Article 5TPBT Tux and Fanny review – a surreal lo-fi treasure of a game

Tux and Fanny review – a surreal lo-fi treasure of a game

by
Sarah Maria Griffin
from Technology | The Guardian on (#5TPBT)

Nintendo Switch, PC; Ghost Time Games
This endearing adventure feels like a fever-dream Flash game you discovered in the 00s and could never find again

Like many great adventures, Tux and Fanny begins on a quiet afternoon. Our two oddly named protagonists decide that they would like to play a game of football, but disaster strikes: the ball is flat. Our quest is simple - find a way to reinflate the football. Can we find a pump? This first challenge is the route towards hundreds of other tiny mysteries in the labyrinthine world of Tux and Fanny's house and surrounding gardens, each stranger and more delightful than the last. There is a tree growing up through the floor. The antenna on the roof is broken. There is a door in the wall where there shouldn't be and strange figures are coming through. All is absolutely not what it seems.

To categorise this as a point-and-click adventure, or an exploration game, or a puzzle game feels wrong, though it incorporates elements of all three genres while subverting them at every turn.

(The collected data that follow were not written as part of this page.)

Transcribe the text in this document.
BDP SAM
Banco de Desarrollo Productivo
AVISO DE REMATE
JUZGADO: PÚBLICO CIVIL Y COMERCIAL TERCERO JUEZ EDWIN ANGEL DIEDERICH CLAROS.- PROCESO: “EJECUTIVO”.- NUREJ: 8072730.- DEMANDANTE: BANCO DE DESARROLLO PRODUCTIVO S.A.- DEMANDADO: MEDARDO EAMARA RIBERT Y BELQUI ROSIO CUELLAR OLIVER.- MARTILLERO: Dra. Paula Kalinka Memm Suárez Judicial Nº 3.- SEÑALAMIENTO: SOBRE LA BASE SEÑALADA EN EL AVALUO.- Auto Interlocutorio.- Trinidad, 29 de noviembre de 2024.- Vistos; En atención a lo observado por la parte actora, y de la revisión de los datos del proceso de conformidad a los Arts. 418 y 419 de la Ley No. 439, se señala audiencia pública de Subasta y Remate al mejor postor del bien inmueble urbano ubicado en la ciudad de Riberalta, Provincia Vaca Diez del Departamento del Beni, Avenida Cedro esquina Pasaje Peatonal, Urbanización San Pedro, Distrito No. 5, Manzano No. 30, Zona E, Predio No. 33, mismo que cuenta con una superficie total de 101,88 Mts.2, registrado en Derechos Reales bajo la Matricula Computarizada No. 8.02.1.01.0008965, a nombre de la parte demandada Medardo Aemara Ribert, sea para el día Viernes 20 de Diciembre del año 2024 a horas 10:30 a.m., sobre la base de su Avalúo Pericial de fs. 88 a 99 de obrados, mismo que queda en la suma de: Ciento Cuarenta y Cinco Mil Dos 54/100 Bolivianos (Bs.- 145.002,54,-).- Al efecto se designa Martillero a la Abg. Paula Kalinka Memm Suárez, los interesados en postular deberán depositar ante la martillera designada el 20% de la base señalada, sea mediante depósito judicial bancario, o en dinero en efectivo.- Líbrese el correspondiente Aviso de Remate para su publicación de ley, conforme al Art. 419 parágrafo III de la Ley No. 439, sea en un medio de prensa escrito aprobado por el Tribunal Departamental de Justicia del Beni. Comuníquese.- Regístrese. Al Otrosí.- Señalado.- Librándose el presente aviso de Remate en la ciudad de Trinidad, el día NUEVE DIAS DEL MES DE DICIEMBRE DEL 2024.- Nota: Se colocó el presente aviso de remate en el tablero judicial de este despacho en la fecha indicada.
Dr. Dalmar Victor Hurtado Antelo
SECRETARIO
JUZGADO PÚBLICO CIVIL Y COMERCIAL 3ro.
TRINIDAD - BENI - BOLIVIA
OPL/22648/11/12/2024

The player wanders around as Tux, Fanny, the cat or the flea that lives on the cat's back, and even the rewards for your problem-solving have a dreamlike feel to them. Some puzzles contain whole worlds of their own: an entire readable copy of Moby-Dick is hidden on the shelf, as are many tiny comics and zines that are a joy to browse through. There is a plethora of micro-games, found on floppy disks around the house and garden, which you can play on the desktop computer in the living room. These micro-games have silly names such as Skull Legs and Puzzle Tractor, but they are purposeful and even occasionally poetic in their execution.